Craig Fahle’s WDET interview with Scott Martelle on his new book.

Detroit: A Biography takes a long, unflinching look at the evolution of one of America’s great cities, and one of the nation’s greatest urban failures. It tells how the city grew to become the heart of American industry and how its utter collapse—from 1.8 million residents in 1950 to 714,000 only six decades later—resulted from a confluence of public policies, private industry decisions, and deep, thick seams of racism. And it raises the question: when we look at modern-day Detroit, are we looking at the ghost of America’s industrial past or its future?

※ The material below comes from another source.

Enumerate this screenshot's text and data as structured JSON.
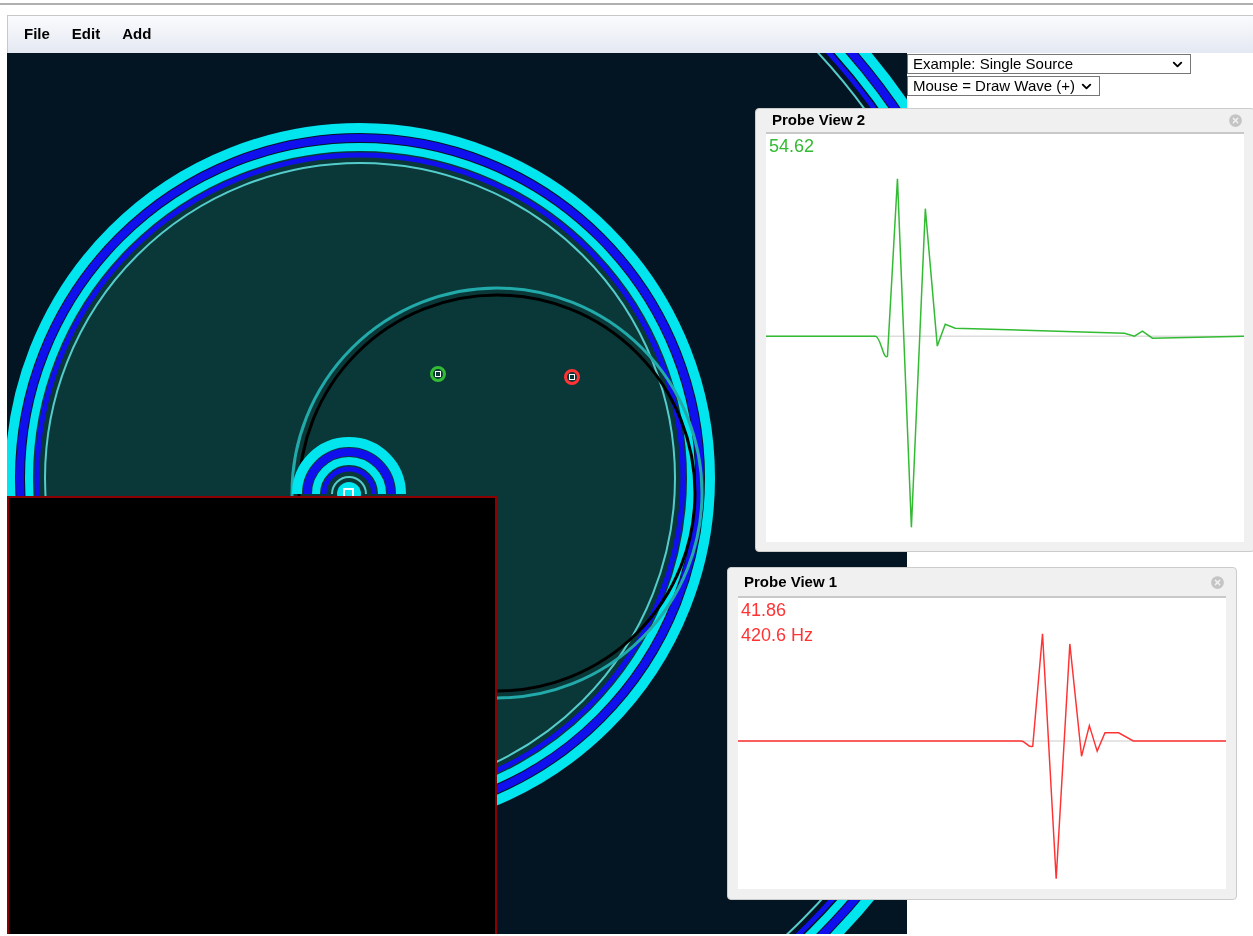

“A valuable biography sure to appeal to readers seeking to come to grips with important problems facing not just a city, but a country.” – Kirkus

“Detroit has played a crucial role in American urban, industrial, and ethnic history, today it is central to any discussion of the future of the nation’s cities.  Scott Martelle has done a wonderful job of capturing the essence of Detroit from its early history on the Western Frontier to “Motor City” to today’s urban crisis.” – Dominic A. Pacyga, author of Chicago: A Biography

“[Detroit] offers an informative albeit depressing glimpse of the workings of a once-great city that is now a shell of its former self.” – Publishers Weekly

“This unsentimental assessment is rich with cold, hard facts about those responsible for what Detroit became and what it is today”  – Booklist

Scott Martelle, a third-generation journalist, was born in Scarborough, Maine, and grew up there and in Wellsville, New York, about two hours south of Buffalo. His first newspaper job came at age 16, writing a high school sports column for the Wellsville Patriot, a weekly (defunct), then covering local news part-time for the Wellsville Daily Reporter. After attending Fredonia State, where he was editor of The Leader newspaper and news director for WCVF campus radio, he worked in succession for the Jamestown Post-Journal, Rochester Times-Union (defunct), The Detroit News and the Los Angeles Times, where he has covered presidential campaigns, books, local news and features, including several Sunday magazine pieces. Freelance work has appeared in the New York Times Book Review (books in brief), Buffalo News, Minneapolis Star-Tribune, Teaching Tolerance (Southern Poverty Law Center), Solidarity (United Auto Workers) and elsewhere. He also speaks occasionally at school and college classes about journalism, politics and writing.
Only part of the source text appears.